Sunday, 1st March—Got his wagon and hauled one load to Camp. Camp moved three miles further up the pike. I went up Creek and got Mr. Jonichin to start with his wagon. Went on top the mountain to get two more wagons and as I came back the Yanks ran our pickets in. I came near being caught by them. Came back down Creek and told J. He turned back. I and Polk then went on to Camp. After going to bed, all waked up and fell back to the other Camp.
Friday, March 1, 2013
MARCH 1ST. —To-morrow we remove to new quarters. The lady’s husband, owning cottage, and who was confined for seven months among lunatics, has returned, and there is not room for two families. Besides, Mrs. G. thinks she can do better taking boarders, than by letting the house. What a mistake! Beef sold yesterday for $1.25 per pound; turkeys, $15. Corn-meal $6 per bushel, and all other articles at the same rates. No salaries can board families now; and soon the expense of boarding will exceed the incomes of unmarried men. Owners and tenants, unless engaged in lucrative business, must soon vacate their houses and leave the city.
But we have found a house occupied by three widows in Clay Street. They have no children. They mean to board soon among their relatives or friends, and then we get the house; in the mean time, they have fitted up two rooms for us. We should have gone yesterday, but the weather was too bad. The terms will not exceed the rent we are now paying, and the house is larger. I espied several fruit trees in the back yard, and a space beyond, large enough for a smart vegetable garden. How delighted I shall be to cultivate it myself! Always I have visions of peas, beans, radishes, potatoes, corn, and tomatoes of my own raising! God bless the widows sent for our relief in this dire necessity
Met Judge Reagan yesterday, just from the Council Board. I thought he seemed dejected. He said if the enemy succeeded in getting command of the Mississippi River, the Confederacy would be “cut in two;” and he intimated his preference of giving up Richmond, if it would save Texas, etc. for the Confederacy. Texas is his adopted State.

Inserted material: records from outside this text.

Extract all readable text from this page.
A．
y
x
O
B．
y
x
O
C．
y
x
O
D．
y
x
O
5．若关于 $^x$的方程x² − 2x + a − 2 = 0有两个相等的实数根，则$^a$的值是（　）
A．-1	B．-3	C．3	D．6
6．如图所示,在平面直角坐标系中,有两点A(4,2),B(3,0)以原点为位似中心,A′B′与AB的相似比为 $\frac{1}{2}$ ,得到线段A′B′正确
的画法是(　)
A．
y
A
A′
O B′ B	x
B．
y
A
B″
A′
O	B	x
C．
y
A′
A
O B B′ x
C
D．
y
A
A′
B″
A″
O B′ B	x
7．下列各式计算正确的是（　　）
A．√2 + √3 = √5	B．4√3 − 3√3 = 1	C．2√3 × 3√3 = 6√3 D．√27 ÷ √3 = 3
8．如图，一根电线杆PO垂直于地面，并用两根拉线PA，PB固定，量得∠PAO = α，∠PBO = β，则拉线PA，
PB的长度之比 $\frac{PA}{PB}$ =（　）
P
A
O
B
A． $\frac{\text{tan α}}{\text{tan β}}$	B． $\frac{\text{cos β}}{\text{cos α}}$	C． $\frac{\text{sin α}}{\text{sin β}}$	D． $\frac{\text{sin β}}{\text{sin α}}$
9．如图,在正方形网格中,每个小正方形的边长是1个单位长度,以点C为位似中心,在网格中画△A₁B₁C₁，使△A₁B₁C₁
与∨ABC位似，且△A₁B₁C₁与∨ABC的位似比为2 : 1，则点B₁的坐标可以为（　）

March 1.—A scouting-party of Union troops, under the command of Adjutant Poole, made a dash into Bloomfield, Mo., early this morning, and killed the rebel recruiting officer, Lieutenant Brazeau, captured the Provost-Marshal, with all his papers, twenty rebel guerrilla prisoners, a number of fire-arms, and a quantity of ammunition.—Missouri Democrat.
—The English steamer Queen of the Wave stranded while endeavoring to run into Georgetown, S. C, and soon after was taken possession of by the crew of the United States gunboat Conemaugh.—Fifty men of the First Vermont cavalry, under Captains Wood and Huntoon, were surprised by a party of rebels at Aldie, Va.
—To-day a fight took place in the vicinity of Bradyville, Tenn., between an expeditionary force of Union troops under General Stanley, and a body of rebel guerrillas under Colonel Duke, in which, after a stubborn resistance of twenty minutes, the latter were routed with great loss.— (Doc. 128.)